In the last several decades, new technologies in the financial industry have emerged as consumer needs have changed. More and more financial institutions are embracing new technologies like mobile banking and electronic payments, with some even looking ahead to digital currency. However, as these technologies continue to develop, so many underserved communities remain left behind. Communities that still rely heavily on cash payments are being overlooked due to a lack of access to basic banking services, leading to limited economic participation from many consumers in these areas. Many communities are being forgotten due to big banks closing branches in different parts of the country, resulting in the creation of numerous banking deserts.
Credit unions can help bridge the gap to a more inclusive financial system. Credit unions, by nature, were created to directly serve their local communities, specifically those that may have limited access to financial services. Credit unions thoroughly understand the needs of their communities, more than big banks, making them the best option to help local consumers. The credit union industry is known for its ability to rise above the rest when it comes to exemplary customer service, so it’s a given that they’ll be able better reach underserved communities through innovative financial products and services.
Credit unions can also help share information about underutilized government incentives and programs that could greatly benefit underserved communities. Because credit unions are acting as a resource, more Americans in need can learn about government programs to aid their financial situation.

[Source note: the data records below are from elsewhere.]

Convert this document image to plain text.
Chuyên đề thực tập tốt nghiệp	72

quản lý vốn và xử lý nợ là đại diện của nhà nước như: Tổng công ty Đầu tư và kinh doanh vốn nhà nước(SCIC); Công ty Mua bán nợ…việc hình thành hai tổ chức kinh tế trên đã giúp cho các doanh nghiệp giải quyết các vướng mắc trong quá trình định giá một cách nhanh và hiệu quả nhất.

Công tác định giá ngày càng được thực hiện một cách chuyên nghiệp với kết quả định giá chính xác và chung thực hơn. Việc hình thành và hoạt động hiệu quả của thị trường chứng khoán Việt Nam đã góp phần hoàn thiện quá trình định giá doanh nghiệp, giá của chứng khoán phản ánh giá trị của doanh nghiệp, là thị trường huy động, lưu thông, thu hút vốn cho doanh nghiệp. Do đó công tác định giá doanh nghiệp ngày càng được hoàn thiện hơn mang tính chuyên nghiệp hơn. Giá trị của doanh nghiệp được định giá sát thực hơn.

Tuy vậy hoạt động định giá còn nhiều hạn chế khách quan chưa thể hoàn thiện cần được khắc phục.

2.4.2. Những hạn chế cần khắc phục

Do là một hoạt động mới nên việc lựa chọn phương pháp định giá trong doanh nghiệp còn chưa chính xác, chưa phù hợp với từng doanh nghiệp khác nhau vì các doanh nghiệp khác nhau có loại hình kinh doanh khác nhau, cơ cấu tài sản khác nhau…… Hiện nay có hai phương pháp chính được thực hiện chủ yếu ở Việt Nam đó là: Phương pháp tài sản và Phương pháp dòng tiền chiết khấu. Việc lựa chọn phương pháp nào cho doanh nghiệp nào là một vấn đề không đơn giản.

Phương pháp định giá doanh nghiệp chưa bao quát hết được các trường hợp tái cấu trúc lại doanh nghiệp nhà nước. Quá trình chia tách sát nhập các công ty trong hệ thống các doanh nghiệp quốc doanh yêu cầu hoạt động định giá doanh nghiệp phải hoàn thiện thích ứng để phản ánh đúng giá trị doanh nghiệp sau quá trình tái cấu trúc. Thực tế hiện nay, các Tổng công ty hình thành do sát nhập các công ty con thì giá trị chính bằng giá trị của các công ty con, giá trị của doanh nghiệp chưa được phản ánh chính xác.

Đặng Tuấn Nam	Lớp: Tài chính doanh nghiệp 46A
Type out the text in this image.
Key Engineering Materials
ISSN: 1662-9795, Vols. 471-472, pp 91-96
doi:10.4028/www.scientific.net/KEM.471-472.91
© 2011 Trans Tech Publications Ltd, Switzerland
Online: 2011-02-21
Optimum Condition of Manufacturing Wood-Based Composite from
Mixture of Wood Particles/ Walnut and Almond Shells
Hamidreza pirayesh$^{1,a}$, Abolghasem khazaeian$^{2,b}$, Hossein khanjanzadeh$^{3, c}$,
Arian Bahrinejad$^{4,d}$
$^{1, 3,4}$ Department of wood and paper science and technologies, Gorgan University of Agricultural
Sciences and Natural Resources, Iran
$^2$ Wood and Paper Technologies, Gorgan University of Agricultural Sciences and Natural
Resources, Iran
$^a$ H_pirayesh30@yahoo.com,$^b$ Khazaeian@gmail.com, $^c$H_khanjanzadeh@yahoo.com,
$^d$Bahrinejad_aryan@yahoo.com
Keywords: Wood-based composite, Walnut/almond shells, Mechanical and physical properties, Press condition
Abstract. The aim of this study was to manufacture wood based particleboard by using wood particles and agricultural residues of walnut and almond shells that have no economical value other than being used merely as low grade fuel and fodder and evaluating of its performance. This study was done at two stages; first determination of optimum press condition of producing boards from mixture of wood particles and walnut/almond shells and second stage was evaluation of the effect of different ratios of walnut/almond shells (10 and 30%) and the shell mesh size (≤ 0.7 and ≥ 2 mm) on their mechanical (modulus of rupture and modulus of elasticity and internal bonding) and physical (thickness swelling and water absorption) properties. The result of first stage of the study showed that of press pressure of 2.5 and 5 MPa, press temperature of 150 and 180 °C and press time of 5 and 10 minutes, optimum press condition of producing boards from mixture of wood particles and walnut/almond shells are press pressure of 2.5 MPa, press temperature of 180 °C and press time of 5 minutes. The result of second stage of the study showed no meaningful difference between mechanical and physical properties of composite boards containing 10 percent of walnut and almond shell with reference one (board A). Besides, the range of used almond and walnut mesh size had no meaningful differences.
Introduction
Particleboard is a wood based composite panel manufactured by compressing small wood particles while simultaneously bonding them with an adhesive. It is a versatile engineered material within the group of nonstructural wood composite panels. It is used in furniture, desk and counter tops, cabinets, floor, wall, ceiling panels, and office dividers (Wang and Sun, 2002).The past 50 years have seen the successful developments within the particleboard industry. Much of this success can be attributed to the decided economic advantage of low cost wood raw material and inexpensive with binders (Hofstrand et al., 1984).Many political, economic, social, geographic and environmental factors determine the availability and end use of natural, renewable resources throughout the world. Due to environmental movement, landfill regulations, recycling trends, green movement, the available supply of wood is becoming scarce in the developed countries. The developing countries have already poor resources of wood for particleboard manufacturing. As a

It was made evident through the Small Business Administration’s (SBA) Paycheck Protection Program (PPP) that credit unions can quickly adapt their services to offer help to their communities. Throughout the program, credit unions stepped up to offer support to the many Main Street small businesses in need who were turned away by the big banks.
For these reasons, it is imperative that Congress support efforts to allow all types of credit unions to add underserved areas to their fields of membership. Credit unions are proud of their service to underserved communities and want to do more. Existing legislation like the NAFCU-supported Expanding Financial Access for Underserved Communities Act, currently before the House Financial Services Committee, would help take important steps toward providing more financial services options to consumers who might not have access to them now.
So many Americans are underbanked, and big banks are continuing to close branches in the neediest areas. Allowing credit unions to expand their fields of memberships to provide services to disadvantaged communities can help combat banking deserts and branch closures in rural areas.
As the nation recuperates from the ongoing effects of the pandemic, it is vital for all communities to regain their financial footing. Regardless of location or socioeconomic status, everyone should have access to financial services and credit unions stand ready and are uniquely positioned to help those who may not have that immediate access. NAFCU is determined to continue working with Congress to help accomplish these goals and further the financial support available for underserved communities.